Find out the latest on EU-related activities and events in the Western Balkans
On 1 February, construction work started on the Serbian section of the 171km natural gas interconnector that will connect Niš (Serbia) and Sofia (Bulgaria) and increase regional energy security. Citizens in Bela Palanka, Dimitrovgrad and Pirot in south-eastern Serbia will have access to a source of energy for heating that is cleaner and cheaper than before, while the new connection will also bring big benefits for industry and many other areas of the economy.
The European Union provided €49.5 million in non-refundable grants for the Serbia-Bulgaria gas interconnector project, combined with a €25 million loan on favourable terms from the European Investment Bank.
Speaking at the opening of construction works near Dimitrovgrad, the Ambassador of the European Union to Serbia, Emanule Giaufret, signalled the importance of this project for energy connection between Serbia and the EU.
“This is another step towards better connections between Serbia and the European Union. We connect in two very important areas. The first is energy security, and the second is a cleaner environment. These two areas are important in the context of European integration, but also for every citizen of Serbia.
“Today, we are taking an important step towards securing exactly these two things,” said Ambassador Giaufret. “Transition and modernisation require significant investments. With this investment, we reaffirm the European Union’s commitment to helping Serbia transition from coal to less polluting energy sources.”
This new gas pipeline will allow a flow of 1.8 billion cubic metres of natural gas annually and is due to be completed by the end of 2023. It will provide an additional 80% of capacity relative to Serbia’s current annual gas needs, significantly increase the overall security of natural gas supply, and contribute to cleaner energy targets.
This will also enable more diversified energy sources in Serbia and the Western Balkan region, reducing dependency on one dominant supplier. The sources could include the LNG (liquefied natural gas) from Greece and Azeri gas coming through the TANAP (Turkey) and TAP (GR) pipelines. This means more energy security, more competition in the market and less polluting energy for Serbia.

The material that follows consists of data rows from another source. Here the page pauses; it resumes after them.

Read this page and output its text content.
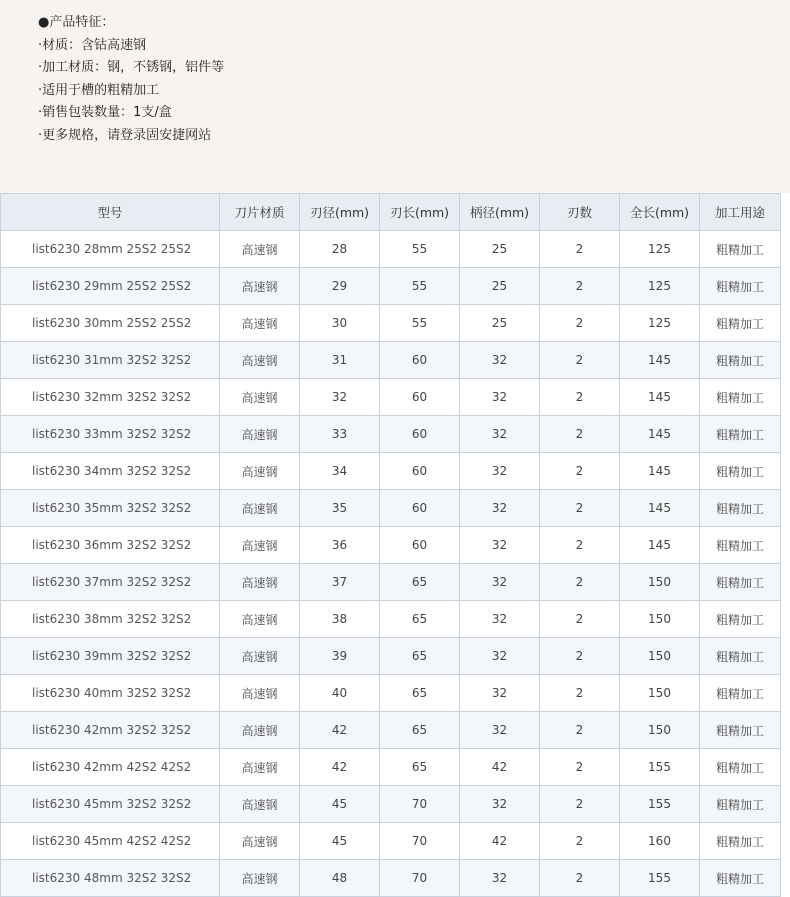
●产品特征：
·材质：含钴高速钢
·加工材质：钢，不锈钢，铝件等
·适用于槽的粗精加工
·销售包装数量：1支/盒
·更多规格，请登录固安捷网站
型号	刀片材质	刃径(mm)	刃长(mm)	柄径(mm)	刃数	全长(mm)	加工用途
list6230 28mm 25S2 25S2	高速钢	28	55	25	2	125	粗精加工
list6230 29mm 25S2 25S2	高速钢	29	55	25	2	125	粗精加工
list6230 30mm 25S2 25S2	高速钢	30	55	25	2	125	粗精加工
list6230 31mm 32S2 32S2	高速钢	31	60	32	2	145	粗精加工
list6230 32mm 32S2 32S2	高速钢	32	60	32	2	145	粗精加工
list6230 33mm 32S2 32S2	高速钢	33	60	32	2	145	粗精加工
list6230 34mm 32S2 32S2	高速钢	34	60	32	2	145	粗精加工
list6230 35mm 32S2 32S2	高速钢	35	60	32	2	145	粗精加工
list6230 36mm 32S2 32S2	高速钢	36	60	32	2	145	粗精加工
list6230 37mm 32S2 32S2	高速钢	37	65	32	2	150	粗精加工
list6230 38mm 32S2 32S2	高速钢	38	65	32	2	150	粗精加工
list6230 39mm 32S2 32S2	高速钢	39	65	32	2	150	粗精加工
list6230 40mm 32S2 32S2	高速钢	40	65	32	2	150	粗精加工
list6230 42mm 32S2 32S2	高速钢	42	65	32	2	150	粗精加工
list6230 42mm 42S2 42S2	高速钢	42	65	42	2	155	粗精加工
list6230 45mm 32S2 32S2	高速钢	45	70	32	2	155	粗精加工
list6230 45mm 42S2 42S2	高速钢	45	70	42	2	160	粗精加工
list6230 48mm 32S2 32S2	高速钢	48	70	32	2	155	粗精加工
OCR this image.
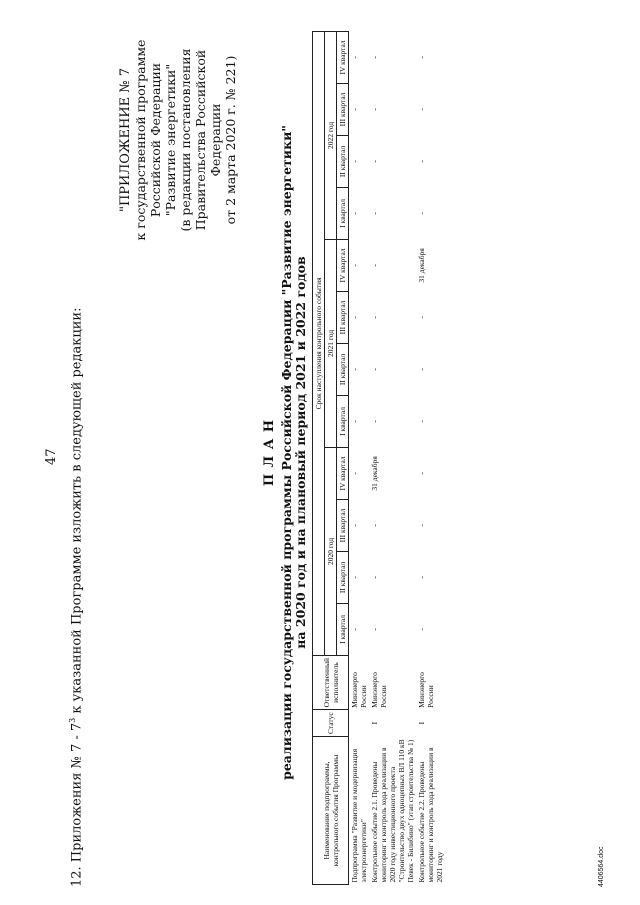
47
12. Приложения № $7 - 7^3$ к указанной Программе изложить в следующей редакции:
"ПРИЛОЖЕНИЕ № 7 к государственной программе Российской Федерации "Развитие энергетики" (в редакции постановления Правительства Российской Федерации от 2 марта 2020 г. № 221)
П Л А Н реализации государственной программы Российской Федерации "Развитие энергетики" на 2020 год и на плановый период 2021 и 2022 годов
Наименование подпрограммы, контрольного события Программы	Статус	Ответственный исполнитель	Срок наступления контрольного события											
			2020 год				2021 год				2022 год			
			I квартал	II квартал	III квартал	IV квартал	I квартал	II квартал	III квартал	IV квартал	I квартал	II квартал	III квартал	IV квартал
Подпрограмма "Развитие и модернизация электроэнергетики"		Минэнерго России	-	-	-	-	-	-	-	-	-	-	-	-
Контрольное событие 2.1. Проведены мониторинг и контроль хода реализации в 2020 году инвестиционного проекта "Строительство двух одноцепных ВЛ 110 кВ Певек - Билибино" (этап строительства № 1)	I	Минэнерго России	-	-	-	31 декабря	-	-	-	-	-	-	-	-
Контрольное событие 2.2. Проведены мониторинг и контроль хода реализации в 2021 году	I	Минэнерго России	-	-	-	-	-	-	-	31 декабря	-	-	-	-
4406564.doc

Gas pipelines supportive of the low carbon transition and transit of decarbonised gas and hydrogen play a key role in the transition from coal to more sustainable and green energy production. The gas interconnector has therefore been identified as a flagship project in the EU’s Economic and Investment Plan for the Western Balkans.
The Western Balkans Investment Framework (WBIF) – a joint initiative of the EU, financial organisations, bilateral donors and beneficiaries that pools funds from the various sources and aims to enhance cooperation in investments in the region – provided a technical assistance grant for the preparation of the feasibility study.